July 9 2013
Lucianne.com leads this morning with a cartoon that says a lot about the implementation of ObamaCare: President Obama is holding a bottle of Dr. Obama’s Snake Oil. On the bottle are the words, “Don’t open until I skip town.”
It is a reference of course to President Obama’s unilateral decision to delay key provisions of ObamaCare. It is the job-killing employer mandate that is being suspended, and conservatives, business owners, and people who are hunting for a job might be relieved at the temporary respite. Except for the violence it does to our Constitution.
Michael McConnell, a former judge on the U.S. Court of Appeals for the Tenth Circuit, law professor and director of the Hoover Institution’s Constitutional Law Center at Stanford, writes this morning in the Wall Street Journal:
President Obama's decision last week to suspend the employer mandate of the Affordable Care Act may be welcome relief to businesses affected by this provision, but it raises grave concerns about his understanding of the role of the executive in our system of government.

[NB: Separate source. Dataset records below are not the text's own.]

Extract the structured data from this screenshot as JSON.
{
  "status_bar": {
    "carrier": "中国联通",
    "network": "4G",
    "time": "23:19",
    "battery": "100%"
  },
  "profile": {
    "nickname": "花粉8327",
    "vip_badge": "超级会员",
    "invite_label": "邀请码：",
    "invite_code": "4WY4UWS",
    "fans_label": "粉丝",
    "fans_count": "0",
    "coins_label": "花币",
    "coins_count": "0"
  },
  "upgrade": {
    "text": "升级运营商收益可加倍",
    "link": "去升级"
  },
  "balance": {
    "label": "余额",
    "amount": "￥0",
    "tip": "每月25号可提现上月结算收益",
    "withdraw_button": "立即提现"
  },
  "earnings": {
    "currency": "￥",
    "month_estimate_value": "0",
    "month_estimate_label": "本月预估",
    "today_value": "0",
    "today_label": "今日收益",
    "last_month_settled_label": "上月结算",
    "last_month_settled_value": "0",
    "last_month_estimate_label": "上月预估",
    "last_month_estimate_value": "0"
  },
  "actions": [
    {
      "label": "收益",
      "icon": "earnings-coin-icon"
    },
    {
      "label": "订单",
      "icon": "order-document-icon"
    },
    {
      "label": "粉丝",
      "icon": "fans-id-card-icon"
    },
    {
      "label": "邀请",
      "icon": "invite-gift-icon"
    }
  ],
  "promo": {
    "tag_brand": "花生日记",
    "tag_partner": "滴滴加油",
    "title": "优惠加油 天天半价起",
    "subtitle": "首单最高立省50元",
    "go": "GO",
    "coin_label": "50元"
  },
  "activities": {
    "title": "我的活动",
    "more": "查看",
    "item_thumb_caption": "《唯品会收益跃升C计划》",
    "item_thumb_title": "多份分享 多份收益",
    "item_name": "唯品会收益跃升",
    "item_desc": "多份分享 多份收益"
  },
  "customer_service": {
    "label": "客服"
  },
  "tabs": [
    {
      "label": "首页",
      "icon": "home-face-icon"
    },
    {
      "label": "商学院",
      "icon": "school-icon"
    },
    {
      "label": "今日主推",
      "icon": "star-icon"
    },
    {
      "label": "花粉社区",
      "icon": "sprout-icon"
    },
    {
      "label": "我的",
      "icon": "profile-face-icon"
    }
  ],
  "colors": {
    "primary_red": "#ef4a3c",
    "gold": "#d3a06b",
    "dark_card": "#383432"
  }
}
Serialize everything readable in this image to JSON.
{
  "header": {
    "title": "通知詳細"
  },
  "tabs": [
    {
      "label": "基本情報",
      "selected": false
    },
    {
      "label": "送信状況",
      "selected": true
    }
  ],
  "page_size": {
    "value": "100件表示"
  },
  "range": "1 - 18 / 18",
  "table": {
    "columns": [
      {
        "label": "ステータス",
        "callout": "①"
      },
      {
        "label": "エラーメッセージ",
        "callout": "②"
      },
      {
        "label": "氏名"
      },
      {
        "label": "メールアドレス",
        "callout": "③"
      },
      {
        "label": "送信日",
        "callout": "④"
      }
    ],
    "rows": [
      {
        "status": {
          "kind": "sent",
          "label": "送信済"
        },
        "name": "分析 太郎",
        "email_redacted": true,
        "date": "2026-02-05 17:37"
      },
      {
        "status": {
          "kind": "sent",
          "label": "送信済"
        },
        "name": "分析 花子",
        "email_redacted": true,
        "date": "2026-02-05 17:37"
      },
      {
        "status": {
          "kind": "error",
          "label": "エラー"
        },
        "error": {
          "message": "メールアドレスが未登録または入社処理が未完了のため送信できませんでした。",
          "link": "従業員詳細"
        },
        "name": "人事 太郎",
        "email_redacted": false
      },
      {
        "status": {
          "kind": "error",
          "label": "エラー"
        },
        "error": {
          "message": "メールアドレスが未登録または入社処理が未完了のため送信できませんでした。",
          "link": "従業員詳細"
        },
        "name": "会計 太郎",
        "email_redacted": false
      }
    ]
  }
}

Article II, Section 3, of the Constitution states that the president "shall take Care that the Laws be faithfully executed." This is a duty, not a discretionary power. …
This matter—the limits of executive power—has deep historical roots….
English monarchs, as the Journal recalls, once regarded it as their right to simply dispense with laws passed by Parliament that they didn’t like. The Glorious Revolution of 1688 was triggered in part by the hapless James II’s attempt to abrogate laws passed by Parliament. The English Bill of Rights of 1689, a precursor to our Constitution, said "the pretended power of suspending of laws, or the execution of laws, by regal authority, without consent of parliament, is illegal."
The authors of the Constitution embedded this in our law, ensuring (until now) that no president would claim the right to abrogate laws. Only one modern president (until now) has made a serious attempt at resurrecting the old royal prerogative: Richard Nixon made an attempt to simply not spend money Congress had designated for a particular purpose. The courts shot him down. In a 1998 case, the Supreme Court held that the only right a president has to suspend or repeal law is through the veto.
McConnell points out:
The employer mandate in the Affordable Care Act contains no provision allowing the president to suspend, delay or repeal it. Section 1513(d) states in no uncertain terms that "The amendments made by this section shall apply to months beginning after December 31, 2013." Imagine the outcry if Mitt Romney had been elected president and simply refused to enforce the whole of ObamaCare.
This is not the first time Mr. Obama has suspended the operation of statutes by executive decree, but it is the most barefaced….
The suspension puts conservatives in a bind: they know that the law is a disaster and that the employer mandate will further stall our economy. So the suspension may cause many employers to breath a sigh of relief. But this sets a precedent. What happens the next time a U.S. president suspends a law?
On a practical level, it might be better if ObamaCare goes into effect on schedule and we see that it is unworkable. But above and beyond what ObamaCare does or doesn’t do, we do not want our president to act like a pre-Glorious Revolution monarch. The problem is that this president likely won’t budge without a media outcry. How likely is that? This act amounts to an inglorious revolution in constitutional government.